The Third Leader: Changing times
Have you got a second? Actually, it might take slightly longer, as there's a rather complicated debate taking place about whether we should continue with the leap second. You didn't know? We've been adding them since 1972 after someone noticed that the Earth was slowing down, producing a discrepancy between astronomical time and atomic time (where a second, of course, is the duration of 9,192,631,770 cycles of the frequency of radiation from cesium atoms).
Atomic clock-watching American scientists think leap seconds are a waste of time; British astronomers say without them we will fall out of kilter with the sun, and morning and noon will be at night in only a few thousand years' time.
A tricky one, even before we consider the half-millennial leap hour compromise. A growing disjunction from the rest of the universe might be quite apt, the way things are going, and it would at least make a change.
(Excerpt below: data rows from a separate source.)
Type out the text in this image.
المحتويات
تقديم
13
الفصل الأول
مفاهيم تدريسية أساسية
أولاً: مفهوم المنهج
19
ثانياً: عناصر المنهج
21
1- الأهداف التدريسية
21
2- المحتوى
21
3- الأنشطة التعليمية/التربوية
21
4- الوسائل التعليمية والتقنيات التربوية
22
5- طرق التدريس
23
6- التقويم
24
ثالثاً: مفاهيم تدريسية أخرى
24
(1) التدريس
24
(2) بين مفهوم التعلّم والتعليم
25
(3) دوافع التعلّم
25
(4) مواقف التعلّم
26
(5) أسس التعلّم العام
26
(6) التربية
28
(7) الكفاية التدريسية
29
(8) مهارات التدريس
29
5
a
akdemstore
There was, and may still be, an Oxford society which annually lived the day backwards, rising with port and going to bed post cornflakes; but that's Oxford, where Christ Church still runs five minutes behind GMT.
Nor would we want a repeat of the riots of September 1752, after 11 days were arbitrarily removed to bring us into line with the Gregorian calendar. And, obviously, it would never get light at all in Scotland.
Anyway, they're discussing it in Geneva at the minute. Meanwhile, I have a couple of useful facts on that related phenomenon, the leap year: a centennial year cannot be one unless it is divisible by 400; they are also said to be unlucky for broad beans.